When you should get help
If any of these apply, consult a Washington personal injury attorney experienced with lien/subrogation issues:
- Multiple lienholders claim rights to your recovery.
- Medicare or Medicaid is involved and has made payments for your care.
- An insurer or provider demands repayment that seems excessive or undocumented.
- Your settlement is delayed because of unresolved liens.
Disclaimer: This information is educational only and is not legal advice. It does not create an attorney-client relationship. For advice about a specific situation in Washington state, consult a licensed Washington attorney.
Helpful Hints
- Document everything: keep copies of all medical bills, insurance Explanation of Benefits (EOBs), and letters about claimed liens.

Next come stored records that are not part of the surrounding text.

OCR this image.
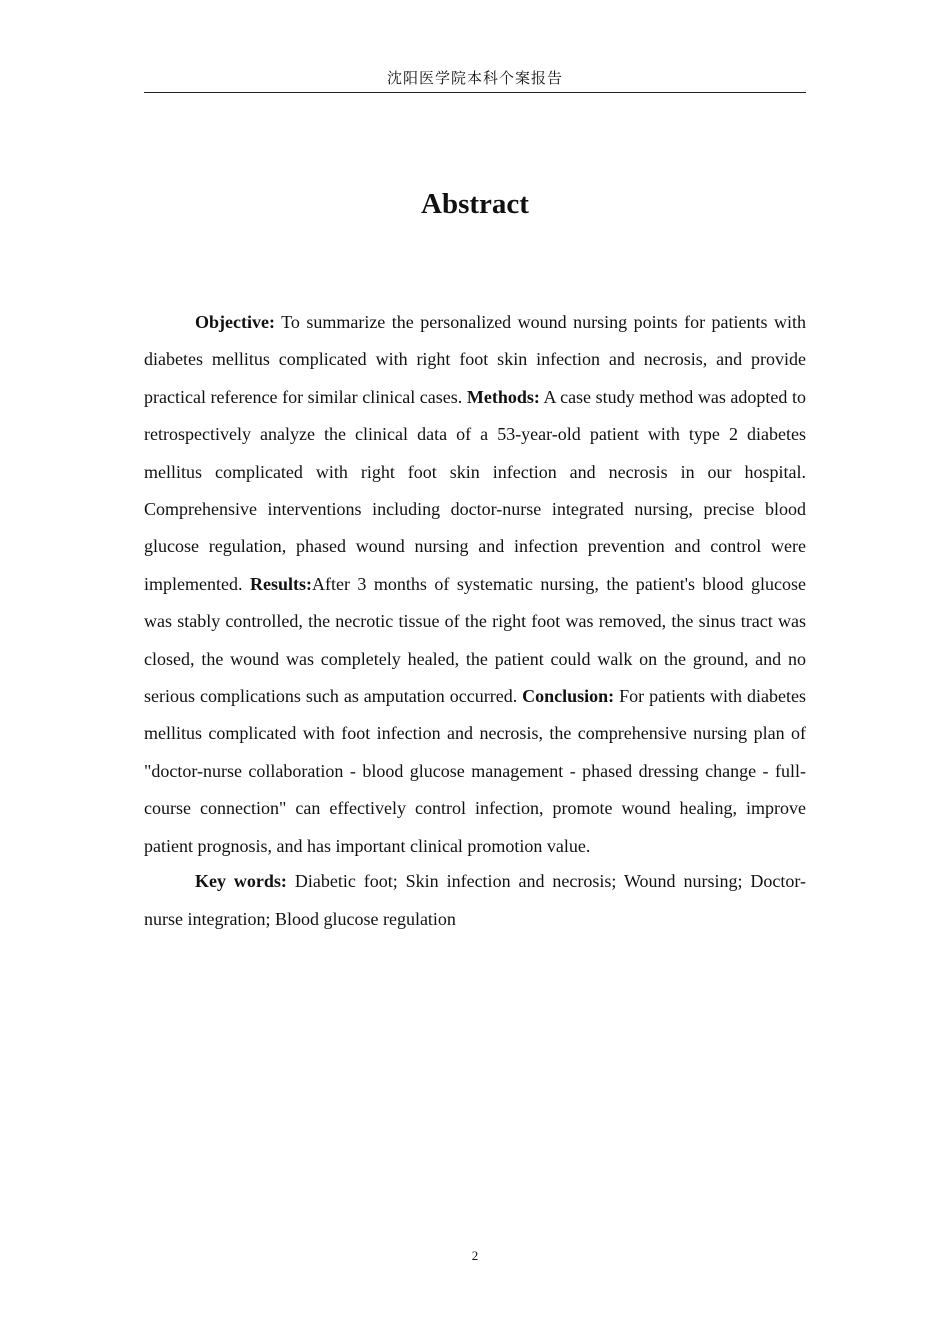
沈阳医学院本科个案报告
Abstract

Objective: To summarize the personalized wound nursing points for patients with diabetes mellitus complicated with right foot skin infection and necrosis, and provide practical reference for similar clinical cases. Methods: A case study method was adopted to retrospectively analyze the clinical data of a 53-year-old patient with type 2 diabetes mellitus complicated with right foot skin infection and necrosis in our hospital. Comprehensive interventions including doctor-nurse integrated nursing, precise blood glucose regulation, phased wound nursing and infection prevention and control were implemented. Results:After 3 months of systematic nursing, the patient's blood glucose was stably controlled, the necrotic tissue of the right foot was removed, the sinus tract was closed, the wound was completely healed, the patient could walk on the ground, and no serious complications such as amputation occurred. Conclusion: For patients with diabetes mellitus complicated with foot infection and necrosis, the comprehensive nursing plan of "doctor-nurse collaboration - blood glucose management - phased dressing change - full-course connection" can effectively control infection, promote wound healing, improve patient prognosis, and has important clinical promotion value.

Key words: Diabetic foot; Skin infection and necrosis; Wound nursing; Doctor-nurse integration; Blood glucose regulation

2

- Get demands in writing: ask any entity claiming a lien to provide written proof of the amount and legal basis for the claim.
- Don’t ignore Medicare/Medicaid: federal programs often have strict timelines and formal processes for recovery.
- Negotiate early: many lienholders will accept a negotiated reduction rather than going to court.
- Ask about net vs. gross fees: confirm whether your attorney’s fee applies before or after lien payments—this affects how much you actually receive.
- Consider escrow: if parties won’t agree on lien resolution, ask to place disputed funds in escrow while you sort claims out.
- Get releases: once liens are paid or resolved, obtain written lien releases so you don’t face later claims.